As a society, Aussies have always strongly resisted anyone who tries to tell us what to do (demonstrated perfectly, actually, by the suggestion that we should stop booing at sports – look at the outcry!). So how is it possibly acceptable to tell a particular group to stop expressing their identity? Especially when it isn’t actually doing you any harm — sure, a war dance looks aggressive and intimidatory, but in reality there is no malice behind it.

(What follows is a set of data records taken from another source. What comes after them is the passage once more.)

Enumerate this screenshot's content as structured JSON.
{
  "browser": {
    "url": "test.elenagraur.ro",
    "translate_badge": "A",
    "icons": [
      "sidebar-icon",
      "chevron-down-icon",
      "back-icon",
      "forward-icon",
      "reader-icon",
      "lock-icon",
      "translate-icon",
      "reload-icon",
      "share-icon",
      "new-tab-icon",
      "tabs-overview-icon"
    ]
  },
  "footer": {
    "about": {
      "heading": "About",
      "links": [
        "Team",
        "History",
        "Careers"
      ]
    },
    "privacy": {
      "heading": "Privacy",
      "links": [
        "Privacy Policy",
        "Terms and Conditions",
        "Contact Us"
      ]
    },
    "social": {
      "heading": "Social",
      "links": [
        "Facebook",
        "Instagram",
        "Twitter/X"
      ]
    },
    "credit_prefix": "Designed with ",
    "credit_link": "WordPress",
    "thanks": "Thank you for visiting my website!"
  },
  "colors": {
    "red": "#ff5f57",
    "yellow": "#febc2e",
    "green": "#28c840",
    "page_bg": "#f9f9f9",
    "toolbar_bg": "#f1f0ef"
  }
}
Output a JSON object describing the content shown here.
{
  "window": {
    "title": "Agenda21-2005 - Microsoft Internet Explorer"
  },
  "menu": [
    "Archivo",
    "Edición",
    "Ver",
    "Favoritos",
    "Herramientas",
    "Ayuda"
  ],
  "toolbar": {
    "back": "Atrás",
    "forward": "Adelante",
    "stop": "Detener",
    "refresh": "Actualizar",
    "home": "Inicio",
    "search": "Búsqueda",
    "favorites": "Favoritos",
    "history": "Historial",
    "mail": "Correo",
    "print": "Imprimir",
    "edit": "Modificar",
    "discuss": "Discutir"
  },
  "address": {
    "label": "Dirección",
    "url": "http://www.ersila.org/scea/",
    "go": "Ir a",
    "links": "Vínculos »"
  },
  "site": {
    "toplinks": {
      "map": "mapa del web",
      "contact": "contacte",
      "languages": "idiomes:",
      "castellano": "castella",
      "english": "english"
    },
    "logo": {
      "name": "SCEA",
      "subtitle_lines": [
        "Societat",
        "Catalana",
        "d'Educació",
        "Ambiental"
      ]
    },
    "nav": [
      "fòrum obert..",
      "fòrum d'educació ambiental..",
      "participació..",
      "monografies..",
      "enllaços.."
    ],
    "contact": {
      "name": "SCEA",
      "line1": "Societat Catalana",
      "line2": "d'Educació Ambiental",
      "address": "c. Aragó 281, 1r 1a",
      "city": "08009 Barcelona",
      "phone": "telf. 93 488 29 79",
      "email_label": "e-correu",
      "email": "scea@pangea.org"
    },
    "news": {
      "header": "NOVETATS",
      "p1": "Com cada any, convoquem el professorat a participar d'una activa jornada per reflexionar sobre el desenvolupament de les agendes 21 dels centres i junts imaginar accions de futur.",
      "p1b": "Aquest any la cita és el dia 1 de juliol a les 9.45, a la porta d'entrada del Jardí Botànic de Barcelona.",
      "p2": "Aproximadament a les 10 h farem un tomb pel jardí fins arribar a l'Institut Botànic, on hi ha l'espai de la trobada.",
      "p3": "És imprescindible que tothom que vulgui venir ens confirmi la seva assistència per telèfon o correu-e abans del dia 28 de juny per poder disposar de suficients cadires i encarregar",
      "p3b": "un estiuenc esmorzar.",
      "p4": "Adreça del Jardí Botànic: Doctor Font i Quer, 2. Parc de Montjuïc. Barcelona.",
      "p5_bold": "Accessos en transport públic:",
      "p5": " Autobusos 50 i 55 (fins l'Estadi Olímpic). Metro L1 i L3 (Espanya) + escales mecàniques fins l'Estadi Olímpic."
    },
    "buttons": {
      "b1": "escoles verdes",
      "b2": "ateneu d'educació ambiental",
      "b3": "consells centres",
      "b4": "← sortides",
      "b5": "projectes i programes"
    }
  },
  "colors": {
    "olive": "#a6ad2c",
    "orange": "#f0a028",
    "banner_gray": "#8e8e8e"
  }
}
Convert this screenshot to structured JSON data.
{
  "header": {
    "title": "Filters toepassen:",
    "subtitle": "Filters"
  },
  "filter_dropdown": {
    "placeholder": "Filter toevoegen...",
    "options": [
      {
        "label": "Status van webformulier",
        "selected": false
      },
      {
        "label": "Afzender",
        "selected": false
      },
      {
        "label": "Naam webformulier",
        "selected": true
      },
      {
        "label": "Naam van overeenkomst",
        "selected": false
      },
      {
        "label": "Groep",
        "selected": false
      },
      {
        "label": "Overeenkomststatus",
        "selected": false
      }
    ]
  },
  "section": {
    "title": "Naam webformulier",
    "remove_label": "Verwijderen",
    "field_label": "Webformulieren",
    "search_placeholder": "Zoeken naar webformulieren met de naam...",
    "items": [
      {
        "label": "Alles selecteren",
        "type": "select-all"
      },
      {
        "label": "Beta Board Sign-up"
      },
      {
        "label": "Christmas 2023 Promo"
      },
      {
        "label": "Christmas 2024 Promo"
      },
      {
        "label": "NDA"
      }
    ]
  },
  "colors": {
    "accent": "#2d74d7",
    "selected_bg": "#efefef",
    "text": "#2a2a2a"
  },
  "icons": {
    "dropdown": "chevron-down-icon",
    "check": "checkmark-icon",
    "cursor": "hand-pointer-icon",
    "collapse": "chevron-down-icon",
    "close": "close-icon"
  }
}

To move forward from this, I think we need to separate the issues from the person who raised them. It has long been acknowledged that racism is sadly alive and well in Australia. Bullying is an incredibly serious issue that should not be tolerated in any form. Instead of talking about Adam Goodes, let’s leave him to privately find the support he needs at this time, and turn our attention to positive action to eliminate any kind of hateful behaviour we encounter.

(And to get specific, yep – let’s stop the incessant booing of our least favourite sports men and women. If you want to compromise, maybe you can express your displeasure when someone gets away with an illegal tackle, but it’s entirely unnecessary to boo someone every time they get near you. We can be better humans than that).